* Dealers see downside gold price risk
* Coming up: FOMC policy decision, 1815 GMT
* Dealers eye seasonal Indian demand before Diwali
(Adds trade comment, background, updates prices)
LONDON, Oct 24 (Reuters) - Gold rose on Wednesday along with stock markets, helped by well received data from China and an upbeat earnings report from Boeing, while dealers awaited a Federal Reserve policy statement later in the day.
The dollar index erased gains against a basket of currencies, relieving early pressure on gold.
Spot gold was up 0.1 percent at $1,709.60 an ounce at 1309 GMT, while U.S. gold futures for December delivery were up 60 cents an ounce at $1,710.
A Chinese survey of purchasing managers on Wednesday pointed to a modest recovery in October for the world's second-largest economy from the growth slowdown seen during the third quarter.
Pressure from falling stocks and a firmer dollar pushed gold prices to a seven-week low of $1,703.50 on Tuesday. It is still on track to decline in October for the first month in five.
Gold hit a 2012 high on Oct. 5 at $1,795.69 after the Federal Reserve unveiled a third round of quantitative easing measures to stimulate growth but lost momentum after failing to break the psychologically important $1,800 an ounce level.
It has come under pressure this week from a raft of disappointing corporate earnings statements.
``In the short term, the price risk is biased to the downside. There is a risk that corporate earnings reports are perceived with disappointment,'' said Peter Fertig, consultant with Quantitative Commodity Research, referring to several recent disappointing bellwether results.
``Weakness in stock markets is being translated into precious metals markets. A major support level is coming in around the $1,685 area,'' Fertig added.
On Wednesday Boeing Co posted stronger-than-expected earnings for the third quarter and raised its forecast for the full year. U.S. stocks opened higher after the Dow suffered its biggest drop in four months the previous day on weak results from DuPont and United Technologies.
Investors awaited the outcome on Wednesday of a two-day Federal Reserve meeting in Washington.
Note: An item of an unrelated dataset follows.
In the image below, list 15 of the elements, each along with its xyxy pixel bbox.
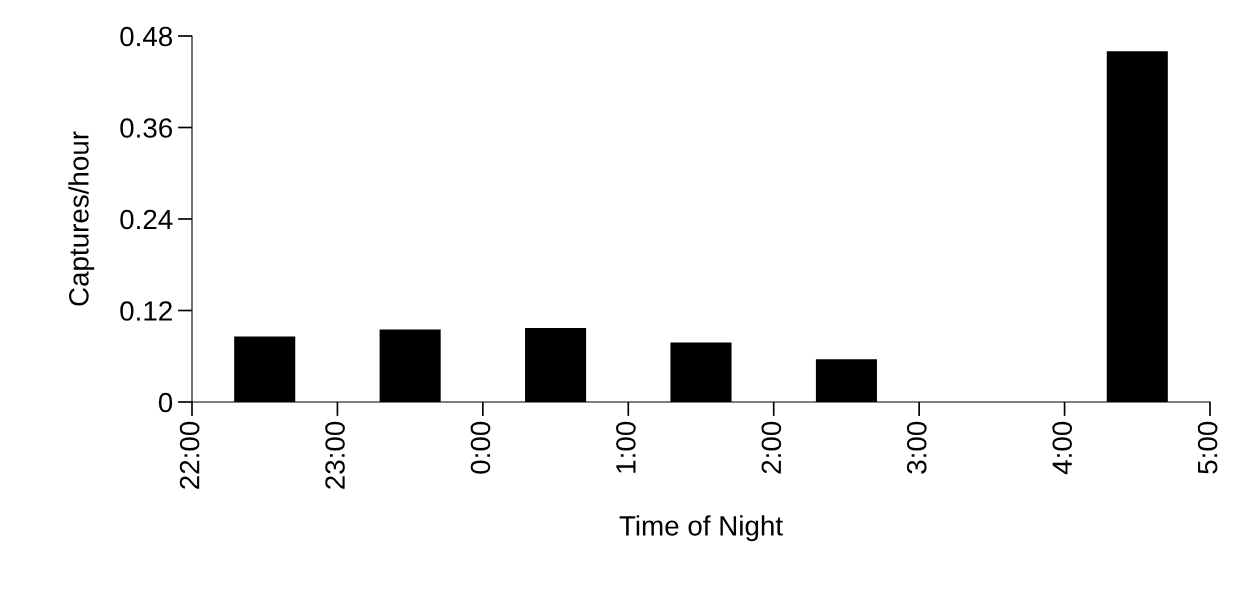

While the Fed is not expected to add to last month's stimulus pledge, its comments will be closely watched for clues on policy direction.
Another focus was the potential impact of the Nov. 6 U.S. presidential election, with some seeing a Mitt Romney victory as signalling an earlier exit from the Fed's money-printing strategy and a lower gold price.
Dealers also sought to assess the level of demand for gold from top consumer India, particularly during its festival season which peaks with Diwali next month. A strengthening rupee could lead to a pick-up in gold demand after a subdued year so far.
``In a weak economy, the weak rupee had dampened demand,'' Natixis analyst Nic Brown said.
From a technical perspective, analysts who study past price patterns for clues on the next direction of trade flag up support at the psychological level of $1,700 an ounce.
``The next level of support after that is $1,660 an ounce, which coincides with gold prices before Fed Chairmen Ben Bernanke's speech on economic policy at a Jackson Hole, Wyoming, summit on 31 August,'' HSBC said in a note.
``We continue to see modest pressure on gold prices in the near term, barring any surprise announcements by the FOMC for additional monetary easing policies.''
In South Africa, which has been hit by a wave of violence linked to labour unrest this year, AngloGold Ashanti said it would sack 12,000 wildcat strikers who ignored a deadline to return to work.
It was only the latest company to resort to mass firings. Gold Fields said late on Tuesday it had sacked 8,500 wildcat strikers after they ignored an ultimatum to return to work or face dismissal.
Silver was up 0.7 percent at $31.84 an ounce, while spot platinum was up 0.4 percent at $1,574.75 an ounce and palladium was up 0.9 percent at $596.47 an ounce.
Palladium outperformed platinum after falling nearly 5 percent on Tuesday, posting its biggest one-day price drop since March, though it remained near two-month lows.